Yakın tarihte az geriye gidersek bu sayfada ve TV ekranlarında ilk kez dile getirdiğimiz üzere 1971 sonrası yaşanan süreç, Arap-İsrail Savaşı, İran Devrimi, İran-Irak Savaşı gibi gelişmeler nedeni ile enerji fiyatlarının kolay kolay düşmediği örneğini tekrar hatırlayacağız. Bu süreçte ABD enflasyonu artarak kalıcı hale gelmiş, şok faiz artışları sonrasına stagflasyon taaa Reagan’ın maliye politikaları ile çözüme 1990’lara doğru kavuşabilmişti. Şimdi merkez bankaları ikiz açmazda, ya enflasyonu körükleyecekler ya ekonomiyi bitirecekler. Her ne kadar Fed “soft landing” ile bu işi çözeceğini söylese de maliyet enflasyonu dünyanın karşısında kapı gibi duruyor. Yani talebi kesmek üretime bir çözüm değil, çünkü 8,5 milyar dünya nüfusu her yere bisikletle veya scooter ile gidemeyeceğine göre birilerinin araba üretimine devam edebilmesi lazım. Hem de bu enerji fiyatlarına rağmen. Ayrıca insanlık arabayı da yiyemiyor, yani tarım tarafında sorun bu kadar büyükken, nispeten ucuz kalan pirinçle veya tol kafe makiyato ile karın tokluğu bir yere kadar. Dezenflasyon olmaz demiyoruz, deflasyonu unutun artık. Faizler artar mı, artar tabii. Ama artmasına rağmen hala enflasyonların altında kalmasının nedeni de bu. Talebi keselim, üretimi değil tüm dert. Yani ılımlı bir enflasyon ile üreticiyi cezbetmeye devam edelim, maliyetini de pek arttırmayalım, sonra herkes yokluktan her bulduğunu yemek zorunda kalırsa yeni pandemilerle yüzleşmeyelim. Bir de bu işin işsizlik boyutu var. Patron da salarsa kendini enflasyonist süreçte işsizlere aş bulmak için aynı kısır döngüye girmeyelim. Norveç niye faiz artıyor o zaman sorusunun cevabı ise satın alma gücünü çok kaybetmesin balıkçısı. Zaten elleri çatlarken bir de somonu pahalıya sofraya koymak zorunda kalıp porsiyonu küçültmesin diye. E o zaman bizde niye bu yok. Norveç 5,5 milyonu doyurmak zorunda, bizim gibi 85 milyonu değil.

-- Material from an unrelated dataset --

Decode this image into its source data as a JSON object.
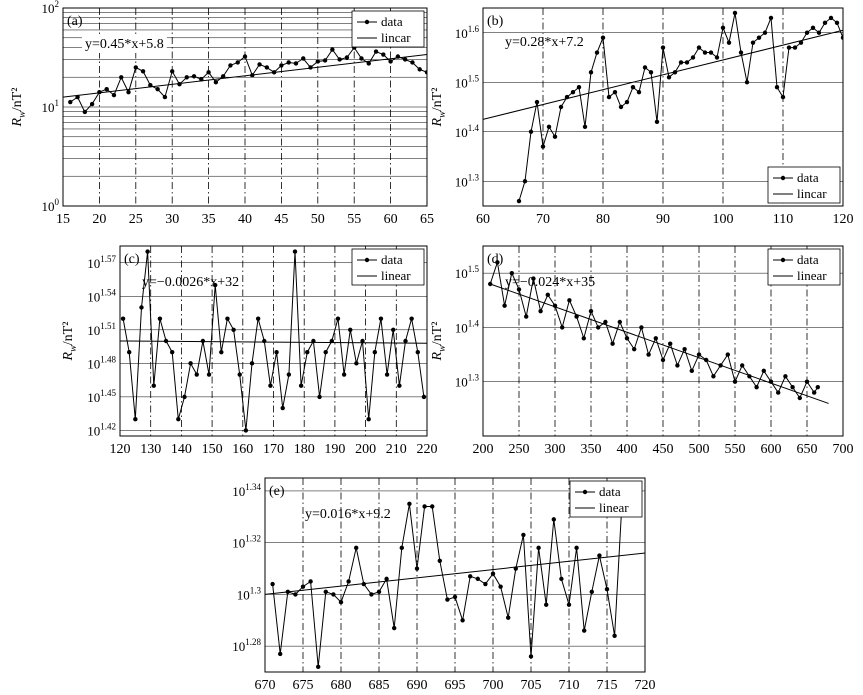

Ne olacak bu dünyanın hali?
Az daha geri gidelim. 1929 sonrasında satılamayan arabalar nedeni ile talep krizi doğmuştu. Hediyesi pazarlama anabilim dalı oldu işletmenin altında. Şimdi ise arz krizi var. İnsanlık para politikası dışında yeni bir anabilim dalı bulursa yırttık. Yoksa faiz aşağı faiz yukarı emme basma tulumbalar ile su bu kadar. Az daha geriye gidersek belki bir ümit bir umut ışığı yakalayabiliriz. Fütüristik Manifesto. Sanayi Devrimi ile her şey ileriye yönelik devinim halinde diyordu özetle. Malum Endüstri 4.0 konuşuyoruz. Hatta beş, beş sesleri ile Elon Musk ile uzay ekonomisini tribünlere çağırıyor insanlık. Yani verimlilik, maliyet yönetimi ile üretimi arttırırken sürdürülebilirliği sağlama. Ama bu sefer işsizliği ne yapacağız. Herkesi de girişimci veya KOBİ yapamayacağımıza göre. Hem üniversiteler de kalifiye ucuz işgücünü yaratmak için değil miydi? Keza siteleşme, şehirleşme. Acaba tarıma, kırsala geri dönüş biraz da bu yüzden mi gerekli?
Günümüze gelirsek ihracat pazarımızın parası değer kaybederken, maliyetlerimiz hem dolar hem kur cinsinden artıyor. Üstelik Norveç gibi Kuzey Buz Denizinde de değiliz. Akdeniz’in sıcaklığına Karadeniz’in hırçın dalgaları da eşlik ediyor. Kripto paralar da dünya adına kurtarıcı değilmiş. O zaman ne yapalım. Belki de faizi arttırınca bunların hepsi çözülür. Petrolün varil fiyatı ucuzlar. Sıcak coğrafyaya sıcak para akışı enflasyonu soğutur. Bir dakika. Kur Korumalı Mevduat zaten bu imkânı yabancılara sağlamıyor mu? O zaman politika faizi de değilse çözüm. Çözüm Biden, Trump örneği dikkate alınırsa küresel politika da değilse. Çözebilene aşk olsun. Dünya şampiyonasında bu maç buradan dönmez mi? Belki de çözüm Drogba.